Monday, October 26, 2009

Carts, Horses and Healthcare


Tyler Cowen takes a valid premise, and then gallops off in the wrong direction.
The proposals now before Congress would require just about everyone to buy health insurance or to get it through their employers — which would generally result in lower wages. In other words, millions of people would be compelled to spend lots of money on something they previously did not want, at least not at prevailing prices.
That is the unfortunate result of our current "no new taxes" culture. It would be better for the poor, as well as for uninsured and underinsured working Americans, if a sensible tax reform funded basic insurance. People could still choose between plans, but we wouldn't have to worry about subsidies or whether the cost of insurance will be too onerous on people of limited resources.
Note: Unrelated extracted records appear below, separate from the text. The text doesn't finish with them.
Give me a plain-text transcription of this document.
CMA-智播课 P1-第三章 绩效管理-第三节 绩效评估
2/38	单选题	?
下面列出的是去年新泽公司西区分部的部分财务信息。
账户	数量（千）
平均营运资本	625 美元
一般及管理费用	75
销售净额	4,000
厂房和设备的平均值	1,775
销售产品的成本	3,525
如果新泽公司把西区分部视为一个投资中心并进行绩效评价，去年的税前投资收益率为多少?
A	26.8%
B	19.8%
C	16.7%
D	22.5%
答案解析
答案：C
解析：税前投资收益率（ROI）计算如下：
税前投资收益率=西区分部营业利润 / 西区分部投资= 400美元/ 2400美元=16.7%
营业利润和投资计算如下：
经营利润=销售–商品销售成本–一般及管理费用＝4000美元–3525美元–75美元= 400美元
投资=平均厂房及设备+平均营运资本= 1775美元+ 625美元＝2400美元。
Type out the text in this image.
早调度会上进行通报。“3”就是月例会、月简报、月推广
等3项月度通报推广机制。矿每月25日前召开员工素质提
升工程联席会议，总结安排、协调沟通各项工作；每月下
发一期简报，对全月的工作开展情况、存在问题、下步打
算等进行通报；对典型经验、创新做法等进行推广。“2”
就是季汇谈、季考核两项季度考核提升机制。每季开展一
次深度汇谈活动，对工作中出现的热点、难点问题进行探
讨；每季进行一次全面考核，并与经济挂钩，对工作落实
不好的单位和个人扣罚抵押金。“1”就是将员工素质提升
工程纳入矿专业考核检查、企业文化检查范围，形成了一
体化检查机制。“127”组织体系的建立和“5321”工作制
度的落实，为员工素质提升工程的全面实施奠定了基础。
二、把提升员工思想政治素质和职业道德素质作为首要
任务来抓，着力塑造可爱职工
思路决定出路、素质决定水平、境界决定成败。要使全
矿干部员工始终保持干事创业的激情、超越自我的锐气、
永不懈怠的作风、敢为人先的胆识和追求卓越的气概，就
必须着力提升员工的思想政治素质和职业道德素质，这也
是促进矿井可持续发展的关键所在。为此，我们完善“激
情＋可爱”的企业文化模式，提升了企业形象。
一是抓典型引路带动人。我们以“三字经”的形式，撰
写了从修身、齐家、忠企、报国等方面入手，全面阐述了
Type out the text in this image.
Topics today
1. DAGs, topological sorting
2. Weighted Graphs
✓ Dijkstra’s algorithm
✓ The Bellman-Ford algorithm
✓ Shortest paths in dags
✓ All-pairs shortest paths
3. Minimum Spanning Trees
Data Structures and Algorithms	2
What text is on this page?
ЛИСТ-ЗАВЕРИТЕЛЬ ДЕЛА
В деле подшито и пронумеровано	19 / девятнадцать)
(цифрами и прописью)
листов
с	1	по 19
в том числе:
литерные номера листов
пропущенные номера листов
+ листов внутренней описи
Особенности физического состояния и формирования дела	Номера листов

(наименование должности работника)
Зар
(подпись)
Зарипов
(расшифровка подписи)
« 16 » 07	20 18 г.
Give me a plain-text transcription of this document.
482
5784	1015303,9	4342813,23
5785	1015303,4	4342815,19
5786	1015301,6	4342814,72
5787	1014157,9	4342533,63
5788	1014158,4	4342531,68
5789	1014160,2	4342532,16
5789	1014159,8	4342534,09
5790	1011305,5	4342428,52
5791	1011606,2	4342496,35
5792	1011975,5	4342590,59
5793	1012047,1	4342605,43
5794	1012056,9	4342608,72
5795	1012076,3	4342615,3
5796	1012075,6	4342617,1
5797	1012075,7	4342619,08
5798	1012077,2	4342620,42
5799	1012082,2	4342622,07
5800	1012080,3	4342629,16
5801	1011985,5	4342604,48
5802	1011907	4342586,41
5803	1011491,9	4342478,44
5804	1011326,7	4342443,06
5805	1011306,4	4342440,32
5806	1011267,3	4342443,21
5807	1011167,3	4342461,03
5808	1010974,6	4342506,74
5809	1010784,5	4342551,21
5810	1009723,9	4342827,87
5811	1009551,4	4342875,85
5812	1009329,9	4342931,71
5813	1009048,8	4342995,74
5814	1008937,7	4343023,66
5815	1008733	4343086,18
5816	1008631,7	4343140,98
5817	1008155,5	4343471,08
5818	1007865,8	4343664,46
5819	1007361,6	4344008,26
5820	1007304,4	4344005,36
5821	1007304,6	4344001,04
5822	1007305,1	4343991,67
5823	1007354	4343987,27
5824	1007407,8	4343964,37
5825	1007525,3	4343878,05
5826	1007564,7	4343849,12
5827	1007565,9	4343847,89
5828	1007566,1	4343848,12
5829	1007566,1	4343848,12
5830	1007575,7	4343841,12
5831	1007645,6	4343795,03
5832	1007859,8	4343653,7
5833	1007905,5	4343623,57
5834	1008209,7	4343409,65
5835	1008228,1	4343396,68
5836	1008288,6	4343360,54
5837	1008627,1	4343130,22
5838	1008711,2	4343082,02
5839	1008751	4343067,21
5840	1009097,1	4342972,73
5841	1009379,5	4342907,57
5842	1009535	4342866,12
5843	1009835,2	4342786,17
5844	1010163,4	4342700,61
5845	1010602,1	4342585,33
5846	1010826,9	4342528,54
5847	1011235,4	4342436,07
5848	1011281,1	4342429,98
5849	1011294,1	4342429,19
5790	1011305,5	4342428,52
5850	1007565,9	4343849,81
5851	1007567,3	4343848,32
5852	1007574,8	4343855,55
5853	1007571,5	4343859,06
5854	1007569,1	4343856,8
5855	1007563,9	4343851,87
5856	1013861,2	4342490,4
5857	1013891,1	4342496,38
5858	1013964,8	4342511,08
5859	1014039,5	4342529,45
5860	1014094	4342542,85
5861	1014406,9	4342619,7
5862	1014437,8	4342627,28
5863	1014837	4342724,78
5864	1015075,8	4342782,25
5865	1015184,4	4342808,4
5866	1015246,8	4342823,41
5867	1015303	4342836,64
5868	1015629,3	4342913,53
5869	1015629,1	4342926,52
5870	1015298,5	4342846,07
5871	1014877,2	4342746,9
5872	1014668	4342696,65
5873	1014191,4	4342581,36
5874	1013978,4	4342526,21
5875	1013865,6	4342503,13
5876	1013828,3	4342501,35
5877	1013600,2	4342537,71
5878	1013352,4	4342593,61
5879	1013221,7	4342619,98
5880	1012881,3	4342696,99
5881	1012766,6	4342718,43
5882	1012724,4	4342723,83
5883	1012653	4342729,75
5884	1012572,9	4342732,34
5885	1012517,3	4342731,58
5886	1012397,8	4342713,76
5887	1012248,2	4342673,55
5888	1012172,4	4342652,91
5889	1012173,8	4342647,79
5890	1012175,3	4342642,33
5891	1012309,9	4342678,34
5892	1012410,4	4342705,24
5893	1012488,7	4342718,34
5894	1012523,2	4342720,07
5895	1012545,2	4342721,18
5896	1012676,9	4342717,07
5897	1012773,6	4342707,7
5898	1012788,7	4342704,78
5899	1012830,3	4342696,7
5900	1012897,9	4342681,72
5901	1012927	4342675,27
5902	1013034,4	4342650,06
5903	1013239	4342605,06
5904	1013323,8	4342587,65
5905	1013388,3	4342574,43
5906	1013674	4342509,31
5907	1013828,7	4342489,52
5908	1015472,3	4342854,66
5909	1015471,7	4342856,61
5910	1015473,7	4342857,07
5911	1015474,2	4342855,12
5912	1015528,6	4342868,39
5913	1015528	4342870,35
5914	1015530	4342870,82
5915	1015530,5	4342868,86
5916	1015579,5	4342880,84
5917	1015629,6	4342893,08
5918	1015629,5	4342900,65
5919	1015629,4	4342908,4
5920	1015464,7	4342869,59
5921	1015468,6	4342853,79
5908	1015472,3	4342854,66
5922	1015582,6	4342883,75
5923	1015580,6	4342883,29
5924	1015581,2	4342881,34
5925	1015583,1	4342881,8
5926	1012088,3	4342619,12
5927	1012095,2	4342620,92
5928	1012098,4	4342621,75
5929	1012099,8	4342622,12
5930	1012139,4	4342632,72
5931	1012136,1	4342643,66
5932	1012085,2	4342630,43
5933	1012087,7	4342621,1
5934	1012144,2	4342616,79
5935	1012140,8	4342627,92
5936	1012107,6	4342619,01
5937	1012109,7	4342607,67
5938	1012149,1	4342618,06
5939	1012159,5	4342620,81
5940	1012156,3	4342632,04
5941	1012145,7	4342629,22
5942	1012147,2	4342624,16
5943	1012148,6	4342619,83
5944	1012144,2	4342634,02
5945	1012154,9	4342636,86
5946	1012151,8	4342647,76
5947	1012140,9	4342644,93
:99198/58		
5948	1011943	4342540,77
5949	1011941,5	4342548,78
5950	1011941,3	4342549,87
Obviously, forcing people to buy insurance for a price they deem to high - let alone at a cost beyond what they can reasonably afford - could (would) create a lot of resentment.

However, I think his argument that national healthcare amounts to a tax that would discourage the poor from trying to earn more is absurd. First, I don't know of many people who even think that way - "No, boss, I'm turning down that raise because due to its effect on my health insurance subsidy I'll only put half of it in my pocket". (Without digressing into the vagaries of the human mind, there's evidence that earning "more than the next guy" is a much more compelling factor than take-home pay.) Second, people don't always have the luxury of turning down a promotion, even if they want to. Third, people actually do recognize that raises and promotions are incremental - this year's raise may not be as much as you would like, but maybe next year's will be better. Fourth, most people are happy to pocket extra money, even if they would prefer to have more.

But I digress. The argument he offers that I find to be most flawed is this:
We’re often told that America should copy the health care institutions of Western Europe. Yet we’re failing to copy the single most important lesson from those systems — namely, to put cost control first.
Which European nation, in adopting a national healthcare plan, put cost control first? It seems to me to have been quite the opposite - that national healthcare plans were implemented in order to properly serve the needs of the nation's population, and that concerns about cost control arose considerably later. It may well be that, once a nation has implemented a national healthcare plan, cost control becomes a leading consideration, but the plan still comes first. If anything, doesn't Cowen's argument support the idea that the best way to make cost control a priority is to extend insurance to everybody through a nationally managed program?